Putting aside the edge case of what to do when the divisor is zero, which could
also be tested for prior to attempting to call the operator:
An "is evenly divisible by" operator is an immensely useful one to have built-in
to the language; not only is "x %% y" much more direct to the real question than
"(x % y) == 0)", it can also be optimized because we don't actually care what
the quotient or remainder values are.
This being similar to how asking "is this list empty" is more direct and
optimizable than asking for the count of elements and comparing that to zero,
and it also has meaning for list-like uncountable collections.
-- Darren Duncan
On 2017-12-11 1:02 PM, Vittore Scolari wrote:
I think that this stems from a confusion between the divisibility problem in
integer number (on a ring) and the divisibility problem resolved by the perl6 %%
operator.
Personally I think that %% is useless while the former is useful and missing.
But I have nothing against useless operators
On Mon, Dec 11, 2017 at 9:56 PM, Darren Duncan wrote:
On 2017-12-11 12:22 PM, Sean McAfee wrote:
Well, not really. I don't think x %% 0 should return a Failure at all.
1 / 0 is an expression which can evaluate to no sensible value, so it
makes
sense to fail there. By the question "Is one divisible by zero?" has
the simple
answer "No."
I strongly disagree with you.
First of all, the reason there is no sensible value is that the answer is
BOTH "yes" and "no" at the same time, so you can't choose one. Zero DOES
divide evenly into anything, and typically does so an infinite number of
times. Bottom line, there is no good reason to answer either "yes" or "no"
for zero.
There are three distinct kinds of answers to the question "is x evenly
divisible by y":
1. When dividing x by y there are no leftovers (yes).
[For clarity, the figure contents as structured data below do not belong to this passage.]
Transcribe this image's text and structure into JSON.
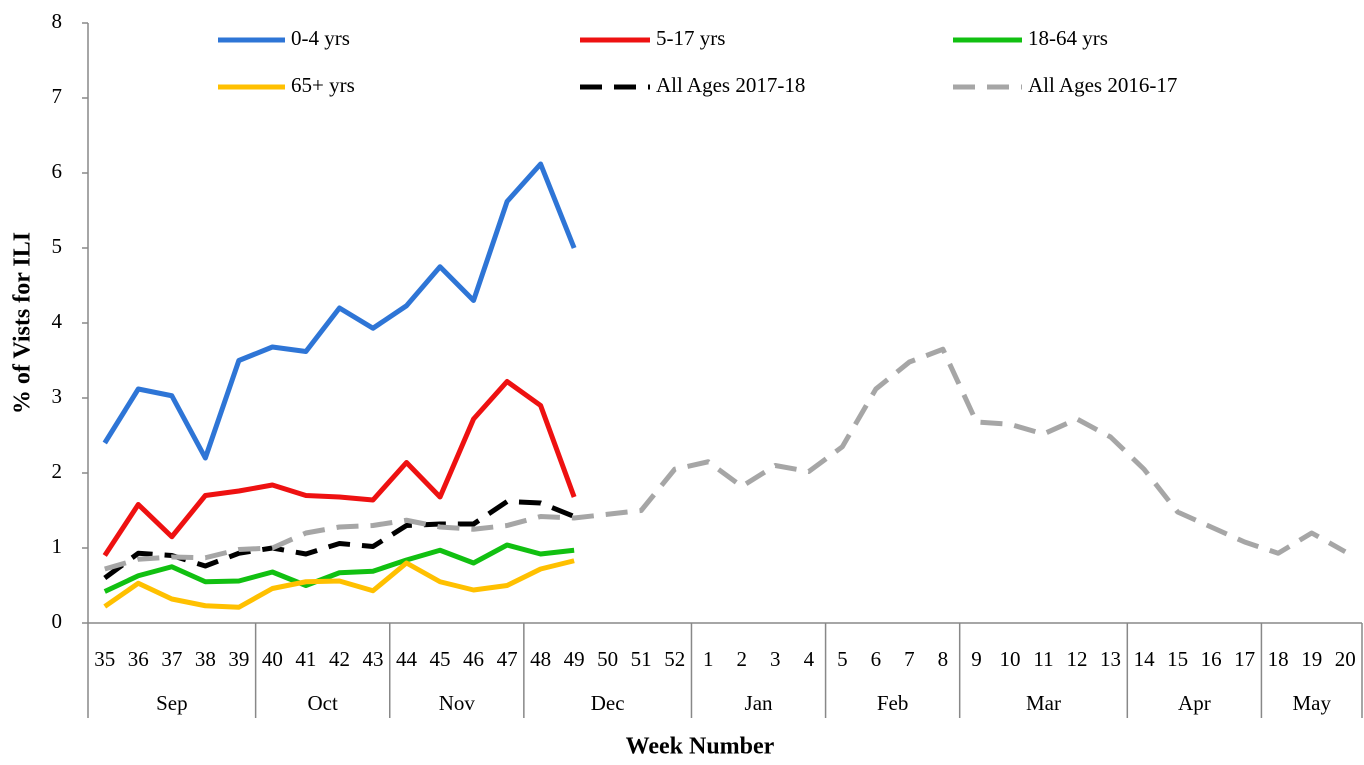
{
  "chart_data": {
    "type": "line",
    "y_label": "% of Vists for ILI",
    "x_label": "Week Number",
    "categories": [
      "35",
      "36",
      "37",
      "38",
      "39",
      "40",
      "41",
      "42",
      "43",
      "44",
      "45",
      "46",
      "47",
      "48",
      "49",
      "50",
      "51",
      "52",
      "1",
      "2",
      "3",
      "4",
      "5",
      "6",
      "7",
      "8",
      "9",
      "10",
      "11",
      "12",
      "13",
      "14",
      "15",
      "16",
      "17",
      "18",
      "19",
      "20"
    ],
    "month_labels": [
      "Sep",
      null,
      null,
      null,
      null,
      "Oct",
      null,
      null,
      null,
      "Nov",
      null,
      null,
      null,
      "Dec",
      null,
      null,
      null,
      null,
      "Jan",
      null,
      null,
      null,
      "Feb",
      null,
      null,
      null,
      "Mar",
      null,
      null,
      null,
      null,
      "Apr",
      null,
      null,
      null,
      "May",
      null,
      null
    ],
    "ylim": [
      0,
      8
    ],
    "yticks": [
      0,
      1,
      2,
      3,
      4,
      5,
      6,
      7,
      8
    ],
    "series": [
      {
        "name": "0-4 yrs",
        "color": "#2e75d6",
        "dashed": false,
        "values": [
          2.4,
          3.12,
          3.03,
          2.2,
          3.5,
          3.68,
          3.62,
          4.2,
          3.93,
          4.23,
          4.75,
          4.3,
          5.62,
          6.12,
          5.0,
          null,
          null,
          null,
          null,
          null,
          null,
          null,
          null,
          null,
          null,
          null,
          null,
          null,
          null,
          null,
          null,
          null,
          null,
          null,
          null,
          null,
          null,
          null
        ]
      },
      {
        "name": "5-17 yrs",
        "color": "#ee1111",
        "dashed": false,
        "values": [
          0.9,
          1.58,
          1.15,
          1.7,
          1.76,
          1.84,
          1.7,
          1.68,
          1.64,
          2.14,
          1.68,
          2.72,
          3.22,
          2.9,
          1.68,
          null,
          null,
          null,
          null,
          null,
          null,
          null,
          null,
          null,
          null,
          null,
          null,
          null,
          null,
          null,
          null,
          null,
          null,
          null,
          null,
          null,
          null,
          null
        ]
      },
      {
        "name": "18-64 yrs",
        "color": "#11c011",
        "dashed": false,
        "values": [
          0.42,
          0.63,
          0.75,
          0.55,
          0.56,
          0.68,
          0.5,
          0.67,
          0.69,
          0.84,
          0.97,
          0.8,
          1.04,
          0.92,
          0.97,
          null,
          null,
          null,
          null,
          null,
          null,
          null,
          null,
          null,
          null,
          null,
          null,
          null,
          null,
          null,
          null,
          null,
          null,
          null,
          null,
          null,
          null,
          null
        ]
      },
      {
        "name": "65+ yrs",
        "color": "#ffc000",
        "dashed": false,
        "values": [
          0.22,
          0.53,
          0.32,
          0.23,
          0.21,
          0.46,
          0.55,
          0.56,
          0.43,
          0.8,
          0.55,
          0.44,
          0.5,
          0.72,
          0.83,
          null,
          null,
          null,
          null,
          null,
          null,
          null,
          null,
          null,
          null,
          null,
          null,
          null,
          null,
          null,
          null,
          null,
          null,
          null,
          null,
          null,
          null,
          null
        ]
      },
      {
        "name": "All Ages 2017-18",
        "color": "#000000",
        "dashed": true,
        "values": [
          0.6,
          0.93,
          0.9,
          0.76,
          0.93,
          1.0,
          0.92,
          1.06,
          1.02,
          1.3,
          1.32,
          1.32,
          1.62,
          1.6,
          1.42,
          null,
          null,
          null,
          null,
          null,
          null,
          null,
          null,
          null,
          null,
          null,
          null,
          null,
          null,
          null,
          null,
          null,
          null,
          null,
          null,
          null,
          null,
          null
        ]
      },
      {
        "name": "All Ages 2016-17",
        "color": "#a6a6a6",
        "dashed": true,
        "values": [
          0.72,
          0.85,
          0.88,
          0.87,
          0.98,
          1.0,
          1.2,
          1.28,
          1.3,
          1.37,
          1.28,
          1.25,
          1.3,
          1.42,
          1.4,
          1.45,
          1.5,
          2.05,
          2.15,
          1.82,
          2.1,
          2.02,
          2.35,
          3.12,
          3.48,
          3.65,
          2.68,
          2.65,
          2.52,
          2.72,
          2.48,
          2.05,
          1.48,
          1.28,
          1.08,
          0.93,
          1.2,
          0.95
        ]
      }
    ]
  }
}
2. When dividing x by y there are leftovers (no).
3. When dividing anything by zero there is no sensible value (Failure).
It is very important to distinguish the above 3 cases.
The main use case of %% is to gate logic where if 2 numbers do evenly divide
we do some particular arithmetic with the results and if they don't but it
is a valid division then we do other particular arithmetic with the results.
The expression "x %% y" is to be equivalent to "(x % y) == 0)".
-- Darren Duncan